Datang International Power Generation Co., Ltd.
601991 · SSE · China
Generates electricity from coal, hydro, wind, and solar plants across China and sells it to the national grid.
Datang International Power Generation takes coal, hydro, wind, and solar resources and converts them into electricity that flows into China's national grid, but the entire chain from fuel to power line runs through administrative allocations rather than market purchases. Coal comes from Datang's own mining subsidiaries in Shanxi and Inner Mongolia, railway slots to move that coal are granted annually to Datang as a state entity by China Railway Corporation, and State Grid Corporation's regional operators then decide which plants actually run — so revenue only appears once all three of those administrative steps have delivered in sequence. Because those allocations flow through Datang's membership in the state-owned enterprise group, a private competitor cannot simply buy its way into the same position, but the arrangement cuts both ways: if Datang's affiliated mines are halted by an accident, an environmental shutdown, or a Beijing quota cut, the fuel supply breaks at the first link and no spot-market purchase can fill the gap before the annual rail and dispatch cycle has already moved on.
How does this company make money?
Provincial price bureaus set the tariff Datang receives for each unit of electricity it delivers, calculated as the cost of production plus an approved profit margin.

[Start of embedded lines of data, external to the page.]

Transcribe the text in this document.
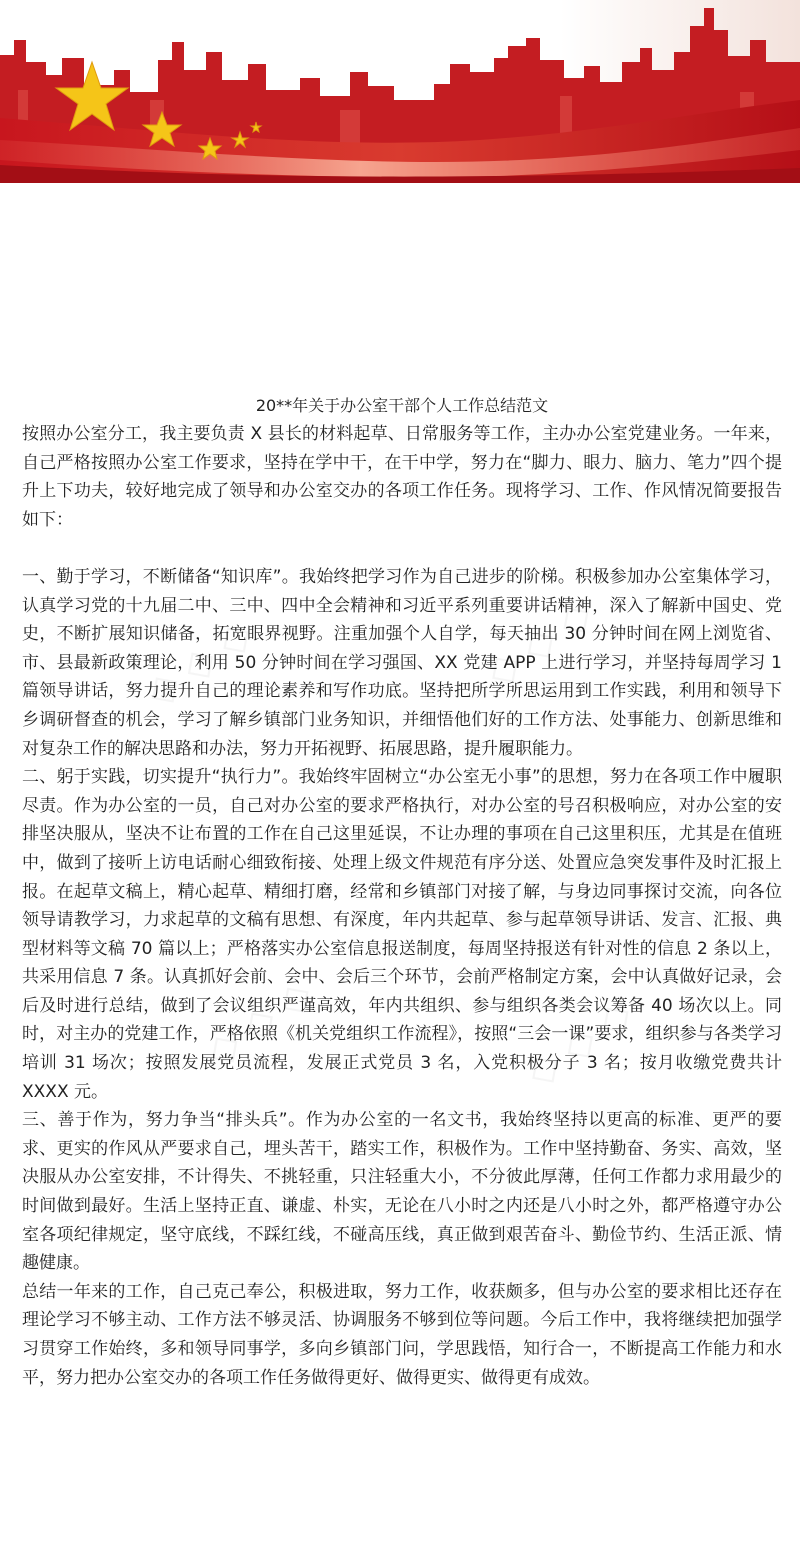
◇ ◇ ◇	◇ ◇ ◇
◇ ◇ ◇	◇ ◇ ◇
20**年关于办公室干部个人工作总结范文

按照办公室分工，我主要负责 X 县长的材料起草、日常服务等工作，主办办公室党建业务。一年来，自己严格按照办公室工作要求，坚持在学中干，在干中学，努力在“脚力、眼力、脑力、笔力”四个提升上下功夫，较好地完成了领导和办公室交办的各项工作任务。现将学习、工作、作风情况简要报告如下：

一、勤于学习，不断储备“知识库”。我始终把学习作为自己进步的阶梯。积极参加办公室集体学习，认真学习党的十九届二中、三中、四中全会精神和习近平系列重要讲话精神，深入了解新中国史、党史，不断扩展知识储备，拓宽眼界视野。注重加强个人自学，每天抽出 30 分钟时间在网上浏览省、市、县最新政策理论，利用 50 分钟时间在学习强国、XX 党建 APP 上进行学习，并坚持每周学习 1 篇领导讲话，努力提升自己的理论素养和写作功底。坚持把所学所思运用到工作实践，利用和领导下乡调研督查的机会，学习了解乡镇部门业务知识，并细悟他们好的工作方法、处事能力、创新思维和对复杂工作的解决思路和办法，努力开拓视野、拓展思路，提升履职能力。

二、躬于实践，切实提升“执行力”。我始终牢固树立“办公室无小事”的思想，努力在各项工作中履职尽责。作为办公室的一员，自己对办公室的要求严格执行，对办公室的号召积极响应，对办公室的安排坚决服从，坚决不让布置的工作在自己这里延误，不让办理的事项在自己这里积压，尤其是在值班中，做到了接听上访电话耐心细致衔接、处理上级文件规范有序分送、处置应急突发事件及时汇报上报。在起草文稿上，精心起草、精细打磨，经常和乡镇部门对接了解，与身边同事探讨交流，向各位领导请教学习，力求起草的文稿有思想、有深度，年内共起草、参与起草领导讲话、发言、汇报、典型材料等文稿 70 篇以上；严格落实办公室信息报送制度，每周坚持报送有针对性的信息 2 条以上，共采用信息 7 条。认真抓好会前、会中、会后三个环节，会前严格制定方案，会中认真做好记录，会后及时进行总结，做到了会议组织严谨高效，年内共组织、参与组织各类会议筹备 40 场次以上。同时，对主办的党建工作，严格依照《机关党组织工作流程》，按照“三会一课”要求，组织参与各类学习培训 31 场次；按照发展党员流程，发展正式党员 3 名，入党积极分子 3 名；按月收缴党费共计 XXXX 元。

三、善于作为，努力争当“排头兵”。作为办公室的一名文书，我始终坚持以更高的标准、更严的要求、更实的作风从严要求自己，埋头苦干，踏实工作，积极作为。工作中坚持勤奋、务实、高效，坚决服从办公室安排，不计得失、不挑轻重，只注轻重大小，不分彼此厚薄，任何工作都力求用最少的时间做到最好。生活上坚持正直、谦虚、朴实，无论在八小时之内还是八小时之外，都严格遵守办公室各项纪律规定，坚守底线，不踩红线，不碰高压线，真正做到艰苦奋斗、勤俭节约、生活正派、情趣健康。

总结一年来的工作，自己克己奉公，积极进取，努力工作，收获颇多，但与办公室的要求相比还存在理论学习不够主动、工作方法不够灵活、协调服务不够到位等问题。今后工作中，我将继续把加强学习贯穿工作始终，多和领导同事学，多向乡镇部门问，学思践悟，知行合一，不断提高工作能力和水平，努力把办公室交办的各项工作任务做得更好、做得更实、做得更有成效。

On top of that, Datang collects separate capacity payments for keeping its thermal plants ready to run during periods of peak demand. Both payments only arrive after the fuel has been mined, moved by rail, and the plant has been told by the grid operator to generate.
What makes this company hard to replace?
Grid interconnection agreements with State Grid Corporation take years of regulatory approvals to transfer or replace, so no one can quickly reassign capacity to a different generator. Municipal heating networks that rely on Datang's combined heat and power supply cannot switch providers mid-heating season without losing heat entirely. Coal transport contracts with China Railway Corporation are set annually and cannot be handed to another generator partway through the year.
What limits this company?
Every year, China Railway Corporation decides how many train slots Datang gets to move coal from the northern mines to southern plants. That number cannot be increased mid-year no matter how much money is available. When passenger trains or other freight take priority on the same tracks, less coal arrives, and the plants generate less electricity — even if the mines have coal ready to ship.
What does this company depend on?
The company cannot run without thermal coal from its affiliated mines in Shanxi and Inner Mongolia, water allocation permits for cooling systems at its thermal plants, grid interconnection approvals from State Grid Corporation, foreign currency access to import natural gas and renewable energy equipment, and land use rights from local governments for its wind and solar sites.
Who depends on this company?
State Grid Corporation's regional subsidiaries rely on Datang's output; if it stopped delivering, those subsidiaries would have to call on more expensive backup plants to fill the gap. Industrial manufacturers in the provinces Datang serves would face production cutbacks when supply runs short. Municipal heating networks in northern cities depend on Datang's combined heat and power plants; losing that supply during winter would cut off heating for those cities.
How does this company scale?
Adding more generation capacity is relatively straightforward — new plants use the same standard turbine and boiler designs with predictable costs, and the model can be repeated across many sites. But growth hits the same ceiling every time: domestic coal mine allocation quotas and China Railway Corporation transport slots cannot be expanded just by spending more money, so fuel delivery stays the binding limit no matter how many plants are built.
What external forces can significantly affect this company?
Beijing's carbon neutrality goals set timelines for retiring coal plants that can override normal dispatch decisions, forcing shutdowns that have nothing to do with whether the plant is profitable. Drought conditions in the Yangtze River basin can restrict the cooling water that thermal plants need to operate. U.S. technology export restrictions limit Datang's ability to buy advanced turbine parts that would make its coal plants more efficient.
Where is this company structurally vulnerable?
If a mining accident, an environmental-violation shutdown order, or a government-imposed coal quota cut hits Datang's affiliated mines in Shanxi or Inner Mongolia, the fuel stops moving. Because Datang's coal supply was never a normal market relationship, the company cannot quickly call another supplier or buy on the spot market and still fit within the railway slots and dispatch schedules already locked in for that year.